Откинулся на подушку он совсем обессилевшим: бескровные губы, крупные капли пота на лбу.

– Судя по всему, у вас не бронхит, а пневмония. – Макс подошел к топчану и присел на край. – Нужно серьезное лечение. Антибиотики, лучше в уколах.

– А ты доктор какой специальности? – В глазах Митрича мелькнула веселая искорка. – Ну, чего лечишь? Желудок там, сердце…

– Я стоматолог.

– Оно и видно. Ниже зубов, значит, в организм не спускаешься? Да ты не обижайся, это ж я так. Туберкулез у меня – вот тебе и весь диагноз.

– Но ведь и это сейчас лечится, даже в самых запущенных состояниях.

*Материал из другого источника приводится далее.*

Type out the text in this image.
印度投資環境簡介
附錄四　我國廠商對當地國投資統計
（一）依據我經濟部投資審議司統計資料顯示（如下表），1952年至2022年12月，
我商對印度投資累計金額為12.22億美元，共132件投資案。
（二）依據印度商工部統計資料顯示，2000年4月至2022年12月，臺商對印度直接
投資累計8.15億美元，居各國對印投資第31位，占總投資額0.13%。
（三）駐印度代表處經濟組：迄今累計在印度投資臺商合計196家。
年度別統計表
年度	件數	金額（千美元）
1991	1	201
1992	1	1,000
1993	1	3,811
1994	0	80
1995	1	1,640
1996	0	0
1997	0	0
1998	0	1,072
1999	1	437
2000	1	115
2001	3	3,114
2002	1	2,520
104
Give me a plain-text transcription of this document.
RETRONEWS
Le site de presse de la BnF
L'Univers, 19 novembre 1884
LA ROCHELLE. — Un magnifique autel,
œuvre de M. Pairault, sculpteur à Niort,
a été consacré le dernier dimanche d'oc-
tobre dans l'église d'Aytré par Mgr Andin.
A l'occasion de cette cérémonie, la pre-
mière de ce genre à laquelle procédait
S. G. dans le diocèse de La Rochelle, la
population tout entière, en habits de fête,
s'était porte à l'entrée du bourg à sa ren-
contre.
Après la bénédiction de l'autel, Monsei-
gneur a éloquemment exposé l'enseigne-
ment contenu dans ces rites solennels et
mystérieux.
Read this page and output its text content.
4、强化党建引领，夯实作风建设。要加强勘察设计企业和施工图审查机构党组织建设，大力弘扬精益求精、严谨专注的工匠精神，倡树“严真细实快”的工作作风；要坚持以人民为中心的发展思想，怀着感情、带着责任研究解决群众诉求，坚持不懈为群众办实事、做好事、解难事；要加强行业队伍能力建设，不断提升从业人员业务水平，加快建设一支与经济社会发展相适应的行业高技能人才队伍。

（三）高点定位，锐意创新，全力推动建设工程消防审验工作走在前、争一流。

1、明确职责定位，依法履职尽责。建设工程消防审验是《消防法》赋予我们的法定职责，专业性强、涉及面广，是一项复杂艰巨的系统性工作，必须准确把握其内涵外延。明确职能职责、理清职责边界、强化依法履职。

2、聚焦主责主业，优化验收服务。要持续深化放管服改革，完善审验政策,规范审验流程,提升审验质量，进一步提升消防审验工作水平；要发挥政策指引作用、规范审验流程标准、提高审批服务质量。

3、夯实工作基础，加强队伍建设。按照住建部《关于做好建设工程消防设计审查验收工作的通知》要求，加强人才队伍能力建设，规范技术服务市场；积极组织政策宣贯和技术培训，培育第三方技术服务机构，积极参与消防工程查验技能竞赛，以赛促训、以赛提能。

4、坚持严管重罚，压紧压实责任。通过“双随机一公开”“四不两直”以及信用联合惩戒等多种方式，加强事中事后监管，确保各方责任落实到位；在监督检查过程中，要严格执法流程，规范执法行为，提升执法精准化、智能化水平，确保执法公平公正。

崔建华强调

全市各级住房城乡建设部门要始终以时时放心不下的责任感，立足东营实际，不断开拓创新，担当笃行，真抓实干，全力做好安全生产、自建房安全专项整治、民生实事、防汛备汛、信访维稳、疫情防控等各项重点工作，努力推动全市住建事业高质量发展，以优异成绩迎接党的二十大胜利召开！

– Ну, это там у вас, в цивилизации, – боднул головой вверх Митрич и успокоил: – Ты не переживай, я поднимусь. Денька два-три отлежусь, таблетки поглотаю – и поднимусь. Это я простыл немного, вот чахотка голову и подняла. Вообще-то, она у меня тихая, с пониманием, особых хлопот не доставляет – так, точит легкие потихоньку, как моль сукно. Когда еще все-то сожрет. Ты вот что, парень, отдохни немного, перекуси. Вон там, на столе, у меня консервы, хлеб, колбаса, а потом тебя Колян к одному человеку проводит. Когда лейтенант мне про дело твое рассказал, я тут кое-кого порасспрашивал… Один из наших видел, кто девчонку на рельсы тащил. Больше того: он видел, кто еще это видел.

– Кто? – Макс подался вперед и судорожно вцепился пальцами в одеяло.

– Две тетки-дефектоскопщицы. Да он сам тебе все расскажет.

– А показания в милиции он согласится дать?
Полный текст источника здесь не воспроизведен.